Programs/Coordination
Coordination

Civilian Drone Pilot Reserve Registry Study

Lithuania's drone-flying civilians are an untapped reserve, but a list of them is also a target package; the trade-off needs study.

Executive Summary

Ukraine showed civilian drone racers and flight-simulator gamers reach combat proficiency on first-person-view (FPV) drones in two to four weeks, against eight to twelve for novices. Lithuania has a recreational drone community registered under EU aviation rules (mandatory over 250 grams since 2021), plus the Riflemen Union (~17,000) and the Volunteer National Defence Force (KASP, 8,000 to 10,000). A reserve registry could compress mobilisation from months to weeks. The registry is itself a target. On 15 April 2026 the Russian Ministry of Defence published a 21-name European target list; a database of named drone operators is what foreign intelligence seeks, and it carries data-protection (GDPR) obligations. The recommended next step is a feasibility study by the Ministry of National Defence with the Riflemen Union, the Civil Aviation Authority, and the State Data Protection Inspectorate, drawing on the Estonian Cyber Unit and the Polish unit WOT-Drony. Whether the answer is a registry, an opt-in call-up under reserve law, or something else is for Lithuania to determine.

The Problem

Ukrainian frontline units integrated roughly 3,000 civilian FPV operators between 2022 and 2026 through Aerorozvidka and territorial-defence channels. A separate Ukrainian YAK-52 light-aircraft unit, crewed by civilian pilots on a six-to-eight-week training pipeline, is credited with more than 300 Shahed drone interceptions. The skill transfer is real: joystick control, video-feed piloting, and fast reactions move directly from racing and gaming into combat drone work.
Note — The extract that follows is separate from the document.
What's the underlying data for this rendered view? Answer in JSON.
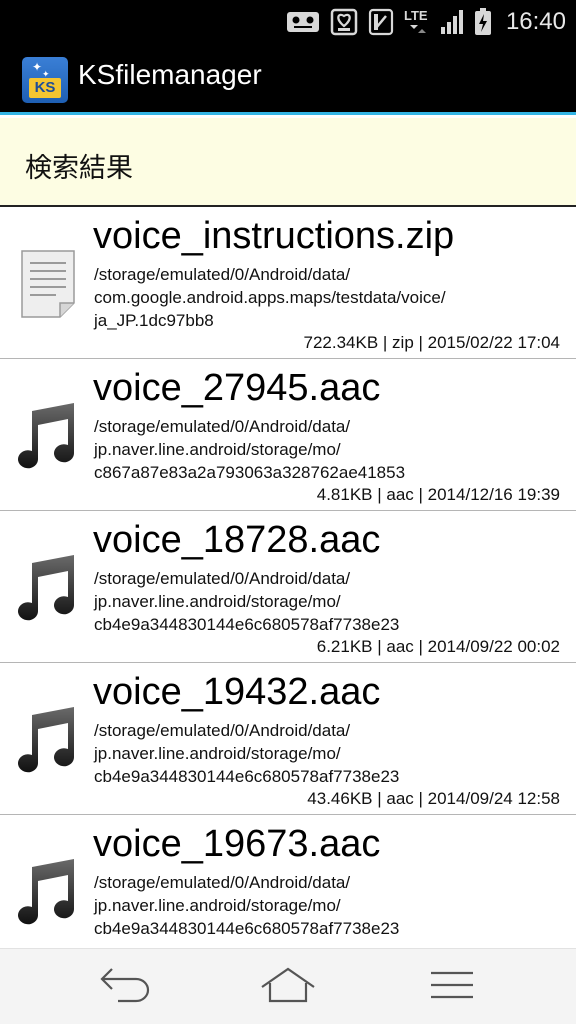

Lithuania's exact civilian drone-pilot count is not public — the Civil Aviation Authority register exists under EASA rules but its numbers are not disclosed — and there is no standing mechanism to call drone hobbyists, FPV racers, or simulator gamers into a defence role on short notice. The Riflemen Union and KASP are the closest existing structures but neither has a drone-operator track equivalent to the Polish WOT-Drony or the Estonian Cyber Unit.

Without action: In a crisis, scaling drone-operator capacity from the standing force to wartime demand takes months instead of weeks. The skilled civilian pool stays unmobilised or self-organises outside any chain of command.

Lithuanian Context

Lithuania already has the institutional pieces — the Riflemen Union, KASP, the Civil Aviation Authority drone register, and Saulių Sajunga regional structures — and a Šakalienė amendments package (23 September 2025) that addresses airspace authorisation. Whether a drone-operator track sits inside the Riflemen Union, inside KASP, as a new Cyber-Unit-style auxiliary, or as an opt-in registry under defence-ministry control is a question of Lithuanian institutional design, not foreign template.